The same company also has a small-cap Russian ETF (NYSE:RSXJ). It holds a total of 26 different small Russian stocks with a MER of 0.77%. It has way less focus on energy, with only 5% of the portfolio invested in the sector. Utilities is the biggest weighting. It pays a dividend yield of about 1.7% while its larger cap cousin has a yield of 2.8%.
There’s also the SPDR S&P Russia ETF (NYSE:RBL), which is pretty tiny without much liquidity. It owns a grant total of 48 different stocks, mostly large-cap weighted. Nearly half of assets are in energy, but it has paid a 3.7% dividend in the last year. The management ratio is lower too, coming in at 0.59%.
Finally, there’s the iShares MSCI Russia Capped ETF (NYSE:ERUS), which is the second-biggest Russia ETF with a market cap of $300 million. It holds 28 different large Russian stocks as well as a 14% share in Putin’s lunch. It charges investors a management fee of 0.6%.
Here’s what you need to know about those four ETFs. Three are basically the same. They invest in large-caps with a focus on the energy sector. They’re a play on commodities as much as they’re a play on Russia itself. I chose one because that’s exactly what I wanted exposure to. I defaulted to the biggest one with the most volume even though my position isn’t really that big.
I’m a long-term bull on energy. It’ll come back eventually. I plan to make a lot of money when that happens. The secondary exposure to other cheap Russian stocks is just a bonus.

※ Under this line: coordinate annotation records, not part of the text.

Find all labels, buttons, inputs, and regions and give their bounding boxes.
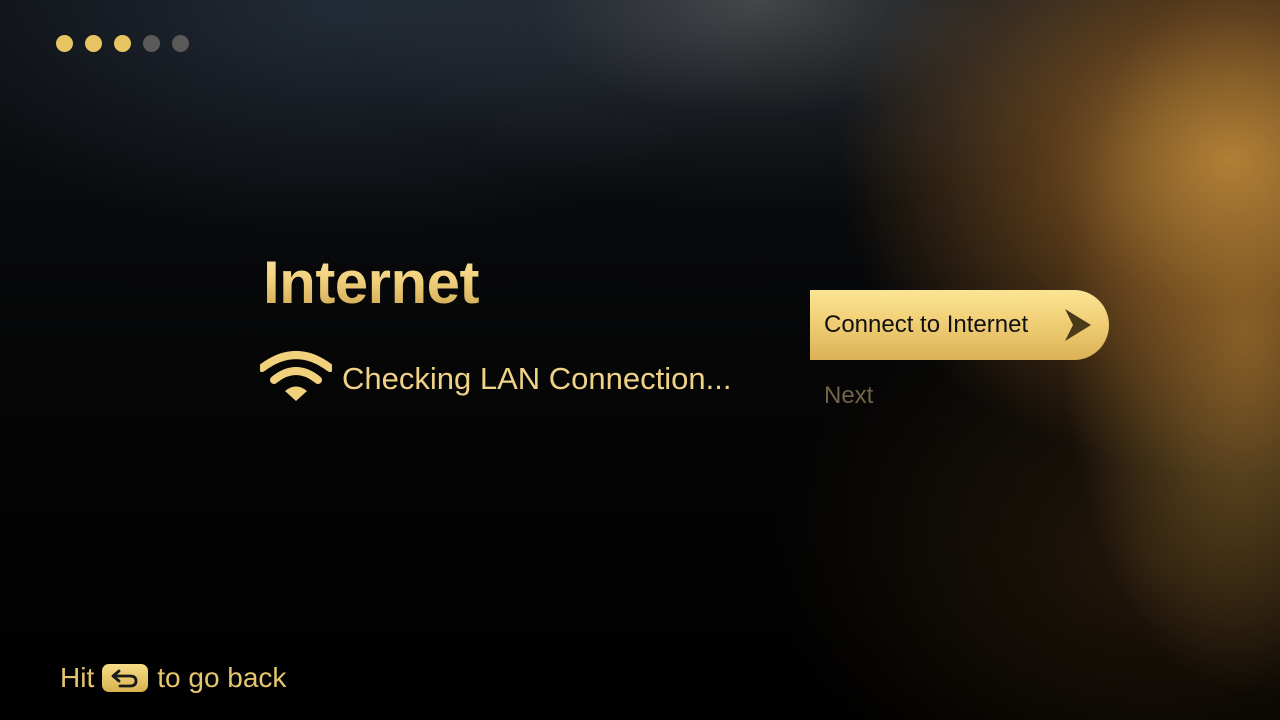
next-button[interactable]: Next (824, 382, 873, 410)
connect-to-internet-button[interactable]: Connect to Internet (810, 290, 1109, 360)
chevron-right-icon (1065, 309, 1091, 341)
return-icon (111, 669, 138, 688)
hint-suffix: to go back (157, 662, 287, 693)
progress-dot-1 (56, 35, 73, 52)
status-text: Checking LAN Connection... (342, 361, 732, 396)
hint-prefix: Hit (60, 662, 95, 693)
wifi-icon (260, 351, 332, 401)
connect-button-label: Connect to Internet (824, 311, 1029, 338)
progress-dot-4 (143, 35, 160, 52)
connection-status: Checking LAN Connection... (260, 348, 731, 404)
progress-dot-2 (85, 35, 102, 52)
page-title: Internet (263, 249, 480, 316)
progress-dots (56, 35, 189, 52)
progress-dot-3 (114, 35, 131, 52)
progress-dot-5 (172, 35, 189, 52)
back-hint: Hit to go back (60, 662, 286, 694)
setup-screen: Internet Checking LAN Connection... Conn… (0, 0, 1280, 720)
back-key (102, 664, 149, 692)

The small-cap ETF is more of a play on the domestic Russian economy. It’s filled with power companies and retailers and such. It might be a little less volatile, but ultimately investing in Russia is all about energy. That’s why I didn’t choose the more boring name. I wanted that volatility.
Wrapping it up
Like with Turkey and Poland, I think an investment in Russia today will end up doing well over the long-term. I realize the country kind of stinks and it’s filled with crooks, but those are the sacrifices you’ve got to make in 2016 to get cheap stocks.